COP16: Ein kleiner Zwischenerfolg

Es war ein hartes Ringen mit Bolivien. Doch am Ende der Weltklimakonferenz von Cancún gab der Verhandlungsleiter der bolivianischen Delegation nach. Kein anderer Staat hatte Boliviens Einspruch unterstützt. Patricia Espinosa, Konferenzpräsidentin und mexikanische Außenministerin hatte geschafft, was ihrer Vorgängerin bei COP15 noch gründlich misslang: mit einer klugen und souveränen Verhandlungsführung ein verbindliches Ergebnis zu erreichen. Verabschiedet wurden zwei wichtige Texte: einer unter der Klimarahmenkonvention, einer unter dem Kyoto-Protokoll. In den Verhandlungen unter der Klimarahmenkonvention verpflichtet sich die Staatengemeinschaft erstmals, die globale Erwärmung auf höchstens zwei Grad zu beschränken. Bis 2015 muss überprüft werden, ob dieses Maximalziel aufgrund neuer wissenschaftlicher Erkenntnisse um ein halbes Grad gesenkt werden muss.
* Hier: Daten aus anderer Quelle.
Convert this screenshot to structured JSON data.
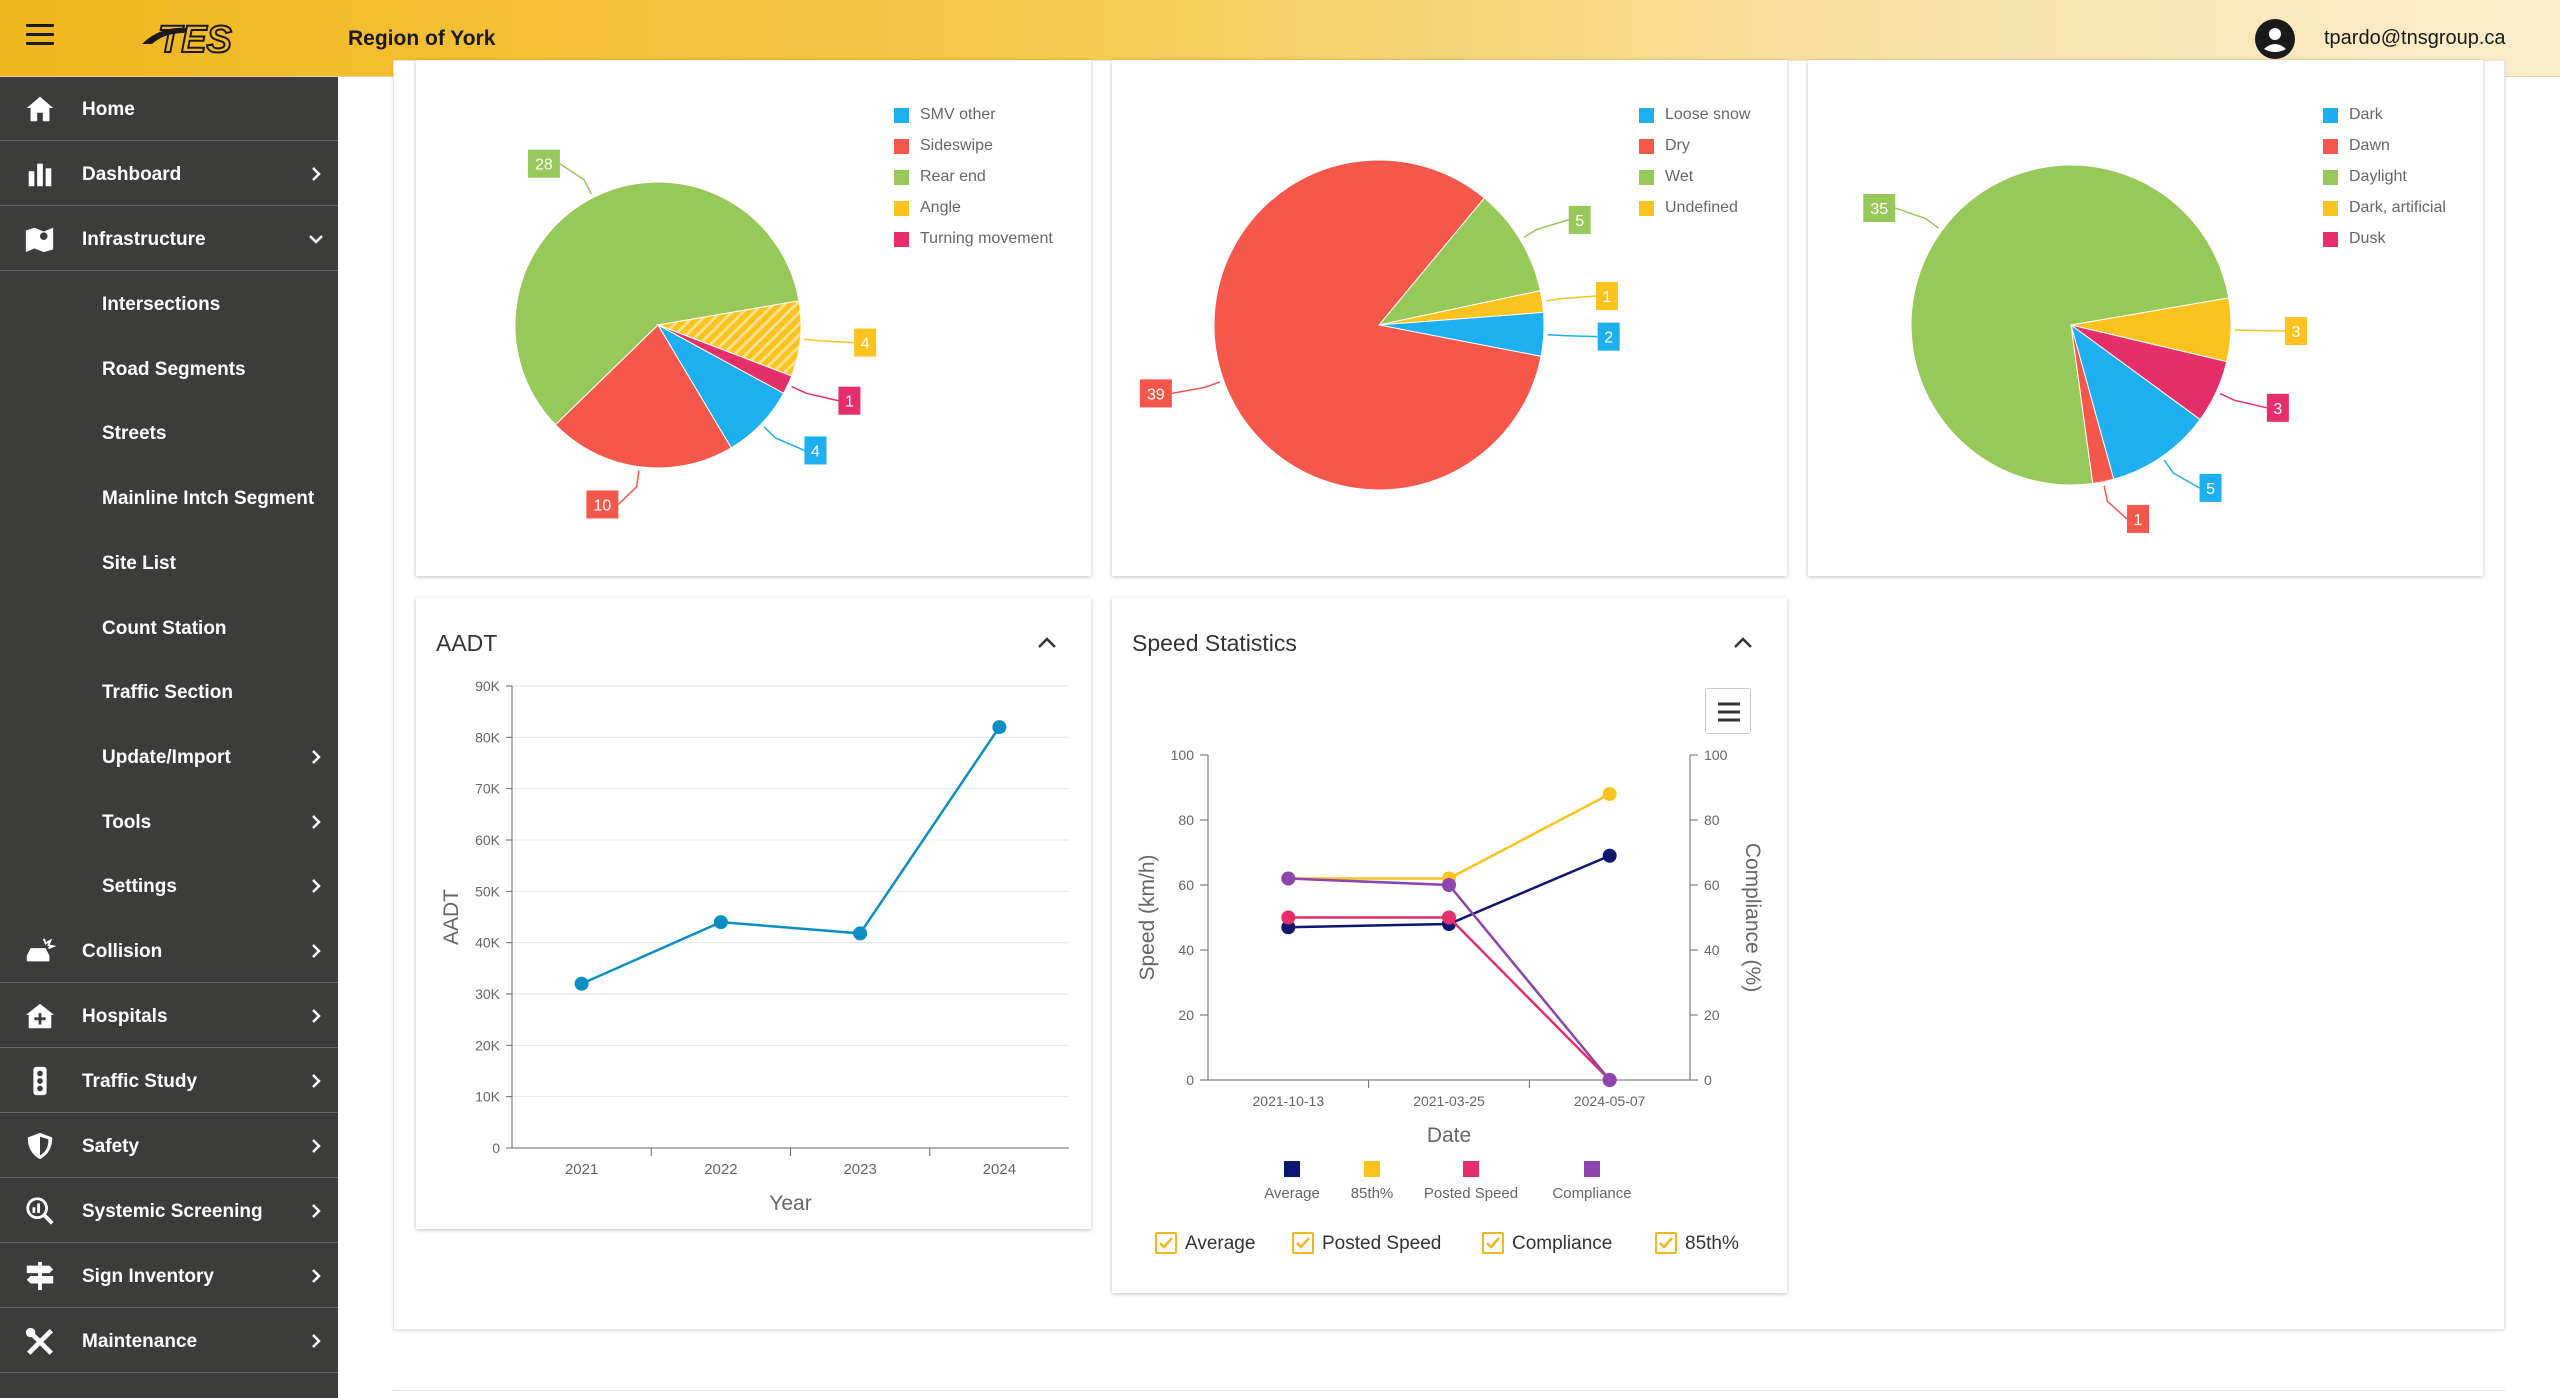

Die Emissionsreduktionszusagen des vergangenen Jahres werden in dem Text zur Kenntnis genommen. Diese werden nach Berechnungen von Experten jedoch nicht ausreichen, um das Zwei-Grad-Ziel zu erreichen.

Bundesumweltminister Röttgen sieht Zwischenerfolg

Bundesumweltminister Norbert Röttgen bei COP16 in Cancun

Unmittelbar nach der Entscheidung trat Bundesumweltminister Norbert Röttgen vor die Presse und forderte von der Europäischen Union, ihr Klimaziel zu erhöhen. "Europa wird seine Führungsrolle nur behalten, wenn wir entschlossen voranschreiten und unsere Emissionen bis 2020 um 30 Prozent gegenüber 1990 reduzieren", erklärte Röttgen. Das Ergebnis sei ein Zwischenerfolg, den es bis zur nächsten Klimakonferenz im südafrikanischen Durban weiter zu entwickeln gilt. Auch EU-Klimakommissarin Conni Hedegaard strahlte vor Begeisterung. "Wir wussten, dass ein Risiko bestand. Aber wir haben eine gute Grundlage gefunden", so Hedegaard. Allerdings bremste auch die Klimakommissarin: "Wir sind die ersten Schritte gegangen, aber es ist noch ein weiter Weg."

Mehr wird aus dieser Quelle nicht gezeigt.